Manual de instruções para corromper o medo

De dia

reinou o eclipse; 

à noite 

dominou uma versão remendada 

de um vulto qualquer,

o espantalho menor

numa litania silvestre.

Até que a noite 

fosse despojada do negrume

e todos as personagens temíveis

ao sono se deitassem.

#4236

Dobro a noite 

a escuridão 

não deixa de segredar

segredos improváveis.

14.10.25

Cerimonial

No vagar das luas demoradas

chamo pelo teu nome. 

Espero

na empreitada de generais sem arsenal

os braços nus;

 

eis a herança que deixo

para memória futura. 

 

Escolho os baldios como pátria

prefiro às cidades onde 

puídas 

habitam as pessoas que jogam ao acaso

e se perdem num labirinto de incenso

atiradas à sua decadência. 

 

Pelos ombros da tarde

vigio as janelas arrumadas

que esperam pelo ocaso. 

 

Não pedimos lume à noite

as ramagens adormeceram sob os auspícios

do vento entretanto omisso. 

 

Digo o teu nome

e o teu rosto

o teu corpo dádiva

sobem ao promontório destemido

e as estrofes vulneráveis

tornam-se o idioma que nos faz falar.

#4235

É este desembaraço 

o vento que leva o rosto livre 

o silêncio emudecido pelo avesso 

o apogeu sem fronteiras. 

13.10.25

Benefício da dúvida

Falsete no avesso de um dia arrefecido

os escombros ainda válidos

murmuram nos ouvidos não precatados.

O vinho anestesia o sangue: 

é disso que precisa

uma providência cautelar ao dia constante

como se atrás viesse uma espada apurada

e o sangue se derramasse nas provetas do medo.

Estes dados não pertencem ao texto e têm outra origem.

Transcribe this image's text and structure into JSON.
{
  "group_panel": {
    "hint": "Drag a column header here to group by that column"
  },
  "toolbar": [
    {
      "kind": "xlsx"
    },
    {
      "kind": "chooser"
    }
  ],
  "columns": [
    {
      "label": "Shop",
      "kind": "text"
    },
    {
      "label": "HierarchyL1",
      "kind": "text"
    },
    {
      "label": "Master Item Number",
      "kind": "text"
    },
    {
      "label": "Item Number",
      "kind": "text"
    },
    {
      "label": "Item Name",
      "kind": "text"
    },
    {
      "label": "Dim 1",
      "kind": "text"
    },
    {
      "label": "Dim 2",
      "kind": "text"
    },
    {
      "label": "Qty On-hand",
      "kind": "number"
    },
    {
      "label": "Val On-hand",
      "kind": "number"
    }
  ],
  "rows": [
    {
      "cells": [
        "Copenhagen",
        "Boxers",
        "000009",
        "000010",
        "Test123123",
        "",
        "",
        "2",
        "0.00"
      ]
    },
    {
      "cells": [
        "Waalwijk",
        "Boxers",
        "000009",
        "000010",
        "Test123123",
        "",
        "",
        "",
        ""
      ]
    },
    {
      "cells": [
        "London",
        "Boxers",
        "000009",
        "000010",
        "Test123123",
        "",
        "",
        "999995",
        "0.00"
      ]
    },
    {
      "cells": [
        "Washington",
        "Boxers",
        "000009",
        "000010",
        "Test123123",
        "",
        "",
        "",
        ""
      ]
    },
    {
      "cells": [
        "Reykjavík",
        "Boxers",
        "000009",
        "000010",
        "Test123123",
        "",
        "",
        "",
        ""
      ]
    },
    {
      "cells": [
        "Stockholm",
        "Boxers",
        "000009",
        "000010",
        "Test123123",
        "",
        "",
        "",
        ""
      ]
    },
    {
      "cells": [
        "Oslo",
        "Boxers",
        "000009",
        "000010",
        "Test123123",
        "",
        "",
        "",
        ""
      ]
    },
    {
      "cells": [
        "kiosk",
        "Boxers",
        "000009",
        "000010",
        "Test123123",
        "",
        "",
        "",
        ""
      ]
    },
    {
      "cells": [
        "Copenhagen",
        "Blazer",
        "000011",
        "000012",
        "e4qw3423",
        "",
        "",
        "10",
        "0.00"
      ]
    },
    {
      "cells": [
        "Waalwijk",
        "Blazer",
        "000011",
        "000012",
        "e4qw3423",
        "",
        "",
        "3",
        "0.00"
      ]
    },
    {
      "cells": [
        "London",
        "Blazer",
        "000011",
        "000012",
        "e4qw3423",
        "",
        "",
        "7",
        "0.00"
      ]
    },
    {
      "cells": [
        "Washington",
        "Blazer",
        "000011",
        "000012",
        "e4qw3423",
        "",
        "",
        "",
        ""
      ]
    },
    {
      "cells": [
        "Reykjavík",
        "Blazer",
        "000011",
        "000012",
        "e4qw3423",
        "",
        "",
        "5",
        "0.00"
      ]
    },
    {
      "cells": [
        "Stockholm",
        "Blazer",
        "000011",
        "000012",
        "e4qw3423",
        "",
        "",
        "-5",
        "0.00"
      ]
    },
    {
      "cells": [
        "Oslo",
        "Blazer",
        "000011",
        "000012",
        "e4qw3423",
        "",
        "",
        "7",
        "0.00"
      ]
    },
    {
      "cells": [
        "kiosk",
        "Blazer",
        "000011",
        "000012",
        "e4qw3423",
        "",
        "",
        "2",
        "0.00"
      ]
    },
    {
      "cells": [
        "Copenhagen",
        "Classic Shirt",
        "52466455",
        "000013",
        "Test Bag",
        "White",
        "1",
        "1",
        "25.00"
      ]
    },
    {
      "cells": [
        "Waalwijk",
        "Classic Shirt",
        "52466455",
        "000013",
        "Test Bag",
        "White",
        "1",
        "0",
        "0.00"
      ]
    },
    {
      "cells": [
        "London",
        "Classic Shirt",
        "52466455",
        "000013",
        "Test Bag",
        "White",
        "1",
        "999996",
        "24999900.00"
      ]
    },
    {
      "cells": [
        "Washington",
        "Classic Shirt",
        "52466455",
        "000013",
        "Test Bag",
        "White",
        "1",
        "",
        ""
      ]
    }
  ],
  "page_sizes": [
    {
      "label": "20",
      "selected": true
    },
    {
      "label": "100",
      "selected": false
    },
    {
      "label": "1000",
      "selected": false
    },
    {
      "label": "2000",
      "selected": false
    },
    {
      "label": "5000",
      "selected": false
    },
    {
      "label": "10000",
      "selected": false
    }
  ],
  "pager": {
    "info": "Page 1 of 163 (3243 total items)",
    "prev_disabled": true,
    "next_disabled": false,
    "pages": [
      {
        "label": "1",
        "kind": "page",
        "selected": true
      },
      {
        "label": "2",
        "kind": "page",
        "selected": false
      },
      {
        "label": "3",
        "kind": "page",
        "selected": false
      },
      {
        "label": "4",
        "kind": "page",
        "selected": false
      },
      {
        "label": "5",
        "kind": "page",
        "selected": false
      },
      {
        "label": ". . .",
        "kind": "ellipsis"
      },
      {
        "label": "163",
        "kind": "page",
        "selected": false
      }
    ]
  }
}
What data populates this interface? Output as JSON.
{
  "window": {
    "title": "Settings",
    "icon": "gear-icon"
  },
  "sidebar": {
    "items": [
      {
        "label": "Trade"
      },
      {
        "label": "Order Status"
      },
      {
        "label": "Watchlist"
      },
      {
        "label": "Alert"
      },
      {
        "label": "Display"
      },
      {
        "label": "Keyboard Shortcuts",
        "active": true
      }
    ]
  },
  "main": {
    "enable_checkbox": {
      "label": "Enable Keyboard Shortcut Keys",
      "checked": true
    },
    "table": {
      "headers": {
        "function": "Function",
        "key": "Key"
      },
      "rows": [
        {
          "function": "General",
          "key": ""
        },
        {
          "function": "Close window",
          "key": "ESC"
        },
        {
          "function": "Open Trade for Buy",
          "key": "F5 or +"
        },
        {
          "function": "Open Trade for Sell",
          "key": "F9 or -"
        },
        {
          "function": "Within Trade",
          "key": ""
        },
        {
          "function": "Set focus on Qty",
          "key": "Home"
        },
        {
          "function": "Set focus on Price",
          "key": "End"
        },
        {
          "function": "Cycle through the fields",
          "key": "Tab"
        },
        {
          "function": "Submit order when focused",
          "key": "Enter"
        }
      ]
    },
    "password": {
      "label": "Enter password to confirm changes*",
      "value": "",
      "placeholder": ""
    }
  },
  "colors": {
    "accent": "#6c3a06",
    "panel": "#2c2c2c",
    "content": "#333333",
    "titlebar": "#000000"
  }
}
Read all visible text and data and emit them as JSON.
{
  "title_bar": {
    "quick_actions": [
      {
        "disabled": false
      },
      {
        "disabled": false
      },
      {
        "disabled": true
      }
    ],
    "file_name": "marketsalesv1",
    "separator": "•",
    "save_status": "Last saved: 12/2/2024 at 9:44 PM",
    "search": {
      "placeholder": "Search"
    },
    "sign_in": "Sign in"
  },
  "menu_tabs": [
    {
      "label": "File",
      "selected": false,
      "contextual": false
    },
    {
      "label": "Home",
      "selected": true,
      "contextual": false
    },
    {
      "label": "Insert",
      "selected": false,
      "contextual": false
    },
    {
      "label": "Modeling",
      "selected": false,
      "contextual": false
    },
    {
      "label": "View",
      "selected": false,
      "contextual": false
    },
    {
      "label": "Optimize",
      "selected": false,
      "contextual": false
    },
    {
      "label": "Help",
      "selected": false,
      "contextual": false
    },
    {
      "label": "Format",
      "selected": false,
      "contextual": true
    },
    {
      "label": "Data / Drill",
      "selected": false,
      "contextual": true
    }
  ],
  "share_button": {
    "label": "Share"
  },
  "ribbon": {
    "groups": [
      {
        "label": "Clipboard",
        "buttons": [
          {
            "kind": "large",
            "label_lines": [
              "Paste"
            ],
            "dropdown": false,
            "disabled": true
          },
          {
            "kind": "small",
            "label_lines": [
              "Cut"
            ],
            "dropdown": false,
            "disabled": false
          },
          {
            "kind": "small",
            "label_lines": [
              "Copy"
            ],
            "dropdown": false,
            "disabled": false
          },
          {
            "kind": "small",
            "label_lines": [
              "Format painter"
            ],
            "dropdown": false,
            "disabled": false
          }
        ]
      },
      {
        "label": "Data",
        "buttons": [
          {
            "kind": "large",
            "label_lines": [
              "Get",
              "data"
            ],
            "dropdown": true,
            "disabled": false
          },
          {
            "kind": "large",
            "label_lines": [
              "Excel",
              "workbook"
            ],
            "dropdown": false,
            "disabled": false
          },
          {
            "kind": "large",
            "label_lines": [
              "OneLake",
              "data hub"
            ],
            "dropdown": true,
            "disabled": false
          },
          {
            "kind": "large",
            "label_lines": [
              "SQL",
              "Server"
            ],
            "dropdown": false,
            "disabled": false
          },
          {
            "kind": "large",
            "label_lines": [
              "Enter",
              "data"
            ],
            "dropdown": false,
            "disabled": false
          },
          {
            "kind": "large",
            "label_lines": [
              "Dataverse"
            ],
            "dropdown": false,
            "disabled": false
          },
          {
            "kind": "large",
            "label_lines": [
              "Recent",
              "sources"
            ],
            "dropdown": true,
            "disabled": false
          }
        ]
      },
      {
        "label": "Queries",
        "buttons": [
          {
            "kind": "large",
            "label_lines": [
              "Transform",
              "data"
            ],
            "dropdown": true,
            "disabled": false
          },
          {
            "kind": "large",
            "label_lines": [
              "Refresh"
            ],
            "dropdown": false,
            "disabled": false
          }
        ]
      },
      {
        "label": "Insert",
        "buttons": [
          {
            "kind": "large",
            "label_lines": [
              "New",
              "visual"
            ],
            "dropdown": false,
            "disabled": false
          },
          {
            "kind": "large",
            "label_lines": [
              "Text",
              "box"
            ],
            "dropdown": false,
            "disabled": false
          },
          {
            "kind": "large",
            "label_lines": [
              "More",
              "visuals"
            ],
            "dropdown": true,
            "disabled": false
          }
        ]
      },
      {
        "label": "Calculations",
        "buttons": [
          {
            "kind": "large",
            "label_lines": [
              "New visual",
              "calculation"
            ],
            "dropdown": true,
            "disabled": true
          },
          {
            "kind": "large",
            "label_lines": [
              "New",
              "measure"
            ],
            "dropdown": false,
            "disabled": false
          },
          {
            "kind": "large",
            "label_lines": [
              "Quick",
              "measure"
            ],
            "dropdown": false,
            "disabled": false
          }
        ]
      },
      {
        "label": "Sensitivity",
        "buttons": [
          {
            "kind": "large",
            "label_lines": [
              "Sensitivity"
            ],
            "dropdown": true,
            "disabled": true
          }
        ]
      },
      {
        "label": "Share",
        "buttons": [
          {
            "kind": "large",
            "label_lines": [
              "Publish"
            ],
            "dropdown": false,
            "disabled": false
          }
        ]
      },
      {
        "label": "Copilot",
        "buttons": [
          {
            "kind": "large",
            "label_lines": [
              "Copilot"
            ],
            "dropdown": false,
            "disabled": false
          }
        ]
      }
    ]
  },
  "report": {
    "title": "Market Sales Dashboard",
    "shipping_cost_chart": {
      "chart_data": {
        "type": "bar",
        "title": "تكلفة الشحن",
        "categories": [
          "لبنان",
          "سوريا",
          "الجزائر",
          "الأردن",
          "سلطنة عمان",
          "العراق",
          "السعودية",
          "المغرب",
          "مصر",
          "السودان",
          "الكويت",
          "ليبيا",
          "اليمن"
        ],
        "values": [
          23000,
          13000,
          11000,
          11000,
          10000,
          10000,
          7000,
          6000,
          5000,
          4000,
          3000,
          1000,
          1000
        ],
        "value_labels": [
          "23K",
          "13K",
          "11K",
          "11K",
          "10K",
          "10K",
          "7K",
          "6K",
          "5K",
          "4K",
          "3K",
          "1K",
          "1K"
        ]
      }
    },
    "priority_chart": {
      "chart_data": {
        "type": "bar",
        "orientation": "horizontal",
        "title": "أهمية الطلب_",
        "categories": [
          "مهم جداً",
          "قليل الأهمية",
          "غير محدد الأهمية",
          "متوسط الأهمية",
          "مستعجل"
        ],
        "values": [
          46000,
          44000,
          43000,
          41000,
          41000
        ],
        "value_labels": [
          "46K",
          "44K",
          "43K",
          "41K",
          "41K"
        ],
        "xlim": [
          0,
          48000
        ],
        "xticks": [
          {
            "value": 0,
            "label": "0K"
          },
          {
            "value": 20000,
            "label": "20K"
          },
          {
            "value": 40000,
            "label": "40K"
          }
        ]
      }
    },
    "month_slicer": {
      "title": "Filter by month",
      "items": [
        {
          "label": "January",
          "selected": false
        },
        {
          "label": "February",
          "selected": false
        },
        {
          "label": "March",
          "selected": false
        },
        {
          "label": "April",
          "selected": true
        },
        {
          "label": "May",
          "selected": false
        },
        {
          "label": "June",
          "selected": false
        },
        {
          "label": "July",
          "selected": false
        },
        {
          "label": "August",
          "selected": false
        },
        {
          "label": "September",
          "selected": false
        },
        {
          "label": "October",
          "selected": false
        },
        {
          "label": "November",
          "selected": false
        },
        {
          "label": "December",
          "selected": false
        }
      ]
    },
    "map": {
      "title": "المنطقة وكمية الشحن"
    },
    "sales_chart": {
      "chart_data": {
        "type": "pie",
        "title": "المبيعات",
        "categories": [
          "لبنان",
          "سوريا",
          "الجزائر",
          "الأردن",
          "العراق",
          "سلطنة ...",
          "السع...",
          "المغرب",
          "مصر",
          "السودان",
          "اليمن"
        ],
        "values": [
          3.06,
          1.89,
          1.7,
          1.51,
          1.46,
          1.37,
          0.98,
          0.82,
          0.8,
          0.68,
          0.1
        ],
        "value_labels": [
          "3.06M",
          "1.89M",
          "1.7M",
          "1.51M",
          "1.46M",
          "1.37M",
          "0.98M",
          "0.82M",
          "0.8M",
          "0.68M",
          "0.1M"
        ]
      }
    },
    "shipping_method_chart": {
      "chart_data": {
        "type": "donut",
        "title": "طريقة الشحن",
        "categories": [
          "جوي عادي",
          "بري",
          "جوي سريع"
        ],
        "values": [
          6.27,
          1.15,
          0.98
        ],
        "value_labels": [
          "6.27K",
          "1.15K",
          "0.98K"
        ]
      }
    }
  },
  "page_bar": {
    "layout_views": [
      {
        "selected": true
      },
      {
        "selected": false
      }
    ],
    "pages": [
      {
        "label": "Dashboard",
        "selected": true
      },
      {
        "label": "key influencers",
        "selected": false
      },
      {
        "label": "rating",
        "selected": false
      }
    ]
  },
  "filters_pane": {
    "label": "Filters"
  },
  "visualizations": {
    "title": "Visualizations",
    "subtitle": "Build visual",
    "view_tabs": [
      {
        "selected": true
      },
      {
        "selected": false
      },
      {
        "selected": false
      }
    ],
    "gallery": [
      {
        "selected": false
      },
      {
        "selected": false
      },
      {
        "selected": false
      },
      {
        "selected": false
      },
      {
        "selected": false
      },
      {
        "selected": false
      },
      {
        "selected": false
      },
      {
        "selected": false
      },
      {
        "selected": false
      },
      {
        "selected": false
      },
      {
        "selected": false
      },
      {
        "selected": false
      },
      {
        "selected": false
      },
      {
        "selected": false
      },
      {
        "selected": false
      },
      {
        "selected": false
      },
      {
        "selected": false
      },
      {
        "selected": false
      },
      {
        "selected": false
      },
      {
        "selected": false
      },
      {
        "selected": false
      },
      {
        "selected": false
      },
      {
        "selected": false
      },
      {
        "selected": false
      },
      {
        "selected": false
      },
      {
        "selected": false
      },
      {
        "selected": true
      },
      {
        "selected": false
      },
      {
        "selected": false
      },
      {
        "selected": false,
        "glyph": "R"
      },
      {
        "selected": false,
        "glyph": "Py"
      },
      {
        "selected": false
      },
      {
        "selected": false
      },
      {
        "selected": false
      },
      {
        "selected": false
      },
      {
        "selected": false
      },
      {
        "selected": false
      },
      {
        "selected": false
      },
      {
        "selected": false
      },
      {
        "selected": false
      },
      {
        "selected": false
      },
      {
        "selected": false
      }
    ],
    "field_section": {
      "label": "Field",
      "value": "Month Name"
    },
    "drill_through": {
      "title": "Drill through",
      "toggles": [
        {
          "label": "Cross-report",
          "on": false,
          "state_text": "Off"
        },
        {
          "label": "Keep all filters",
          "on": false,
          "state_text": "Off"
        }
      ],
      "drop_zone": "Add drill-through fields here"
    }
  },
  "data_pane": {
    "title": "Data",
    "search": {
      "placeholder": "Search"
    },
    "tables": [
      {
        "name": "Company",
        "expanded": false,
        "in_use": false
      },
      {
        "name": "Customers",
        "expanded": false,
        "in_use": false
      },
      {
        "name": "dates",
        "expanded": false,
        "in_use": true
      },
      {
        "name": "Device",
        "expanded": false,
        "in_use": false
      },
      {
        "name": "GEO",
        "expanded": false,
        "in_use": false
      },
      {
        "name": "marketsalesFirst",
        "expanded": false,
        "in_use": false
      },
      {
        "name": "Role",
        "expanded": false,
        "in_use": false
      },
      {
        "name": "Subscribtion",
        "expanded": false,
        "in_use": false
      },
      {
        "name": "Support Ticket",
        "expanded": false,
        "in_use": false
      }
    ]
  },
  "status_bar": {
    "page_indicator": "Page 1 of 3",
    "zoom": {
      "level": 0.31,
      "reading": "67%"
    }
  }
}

O mosto ainda quente alisa o chão sinuoso

e da pele tingida sobram as pétalas matinais

estrofes avivadas nas tatuagens sem sono.

Da hibernação voluntária

amadurece o desamanhã que importa:

um forte tumulto abraçado à carne suada.

#4234

Perder devia ser banido 

pela bravura de ir a jogo.

12.10.25

#4233

Os espantalhos 

não contam estórias

tanta a atalaia em que se adornam.

11.10.25

Injustiças documentadas (602)

Não sei como explicar:

quando leio bancarrota 

vem à rima Aljubarrota.

#4232

Um sabre propedêutico 

a descer sobre a indigência atrevida 

para dela se dizer 

que está em vias de extinção.

10.10.25

Injustiças documentadas (601)

Preso político.

Preso, político.

#4231

Somos a fortuna 

dedicada a um ouro postiço, 

um fausto manto de ilusões.

9.10.25

Cúmplice

Arranco as páginas

como os dedos se emprestam ao afago. 

Revejo nos lábios 

a usura dos corpos extáticos

a água por dentro

a salivar numa corrida desenfreada. 

Insisto 

na redenção pelo silêncio

nesta habilitação de palavras intuídas

palavras adivinhadas no estuário amanhecido

e na glosa do dia entronizado.

Trago à tua mão desamparada

o destino havido na desautorização da angústia. 

Depois

se formos ao lado do sortilégio

não somos reféns do medo

e sabemos

que a madrugada se demora 

enquanto adivinharmos o corpo cúmplice

que se deita ao lado.

#4230

Já o braço esquerdo, 

o pobre braço esquerdo, 

é o patinho feio 

da anatomia humana.

8.10.25

Injustiças documentadas (600)

Um trunfo 

não é 

um triunfo.

#4229

Só aceito medalhas 

se forem devidas 

por mau comportamento.

7.10.25

Miradouro sem escala

Ser asceta

causa umas dores lancinantes

dantes é que o pio dos dias era viável

e todavia

por voluntária corrupção

desabitei os hábitos estroinas

desabituei-me de distribuir impropérios avulsos

e de amanhecer com a cabeça virada do avesso

como se o norte fosse sul

a manhã noite funda

e de dia houvesse lua a sondar os poemas

 

(amadores,

como este)

 

e no fundo

as mãos descessem para apalpar o céu. 

 

Assim passam os dias

no exílio necessário

eu

nem metade do que fui

aspiração a ser todo e outro tanto

quando a mão se deita ao elixir prometido

a menos

que as promessas sem paradeiro

sejam um logro

e eu

pacientemente

vá mesmo a caminho 

da decadência.

#4228

Dispensáveis, 

os oráculos teimavam 

na indistinta arte do impossível.

6.10.25

Medalha de bronze

A gabardina enjoada 

percebe o sibilar das marmotas.

 

A corda estilhaça-se 

ao ser atropelada pelo navio.

Depois da noite, 

as juras de véspera são testadas.

Assim como as aves murmuram,

como se fossem

ancilares motores de combustão

no processo de aquecimento, 

balbuciando sílabas errantes.

 

Se ainda for a tempo

prometo mostrar o estirador

de onde as ideias fogem em pânico.

#4227

A encenação, 

quando sai dos palcos, 

consome-se em fingimento 

e tropeça na mentira.

5.10.25

Injustiças documentadas (599)

A política da força 

é a política da farsa.

 

[Tentativa de geopolítica]

#4226

Os escrúpulos 

(no plural, para avivar)

voavam como aves de migração

irradiando lugares tão díspares.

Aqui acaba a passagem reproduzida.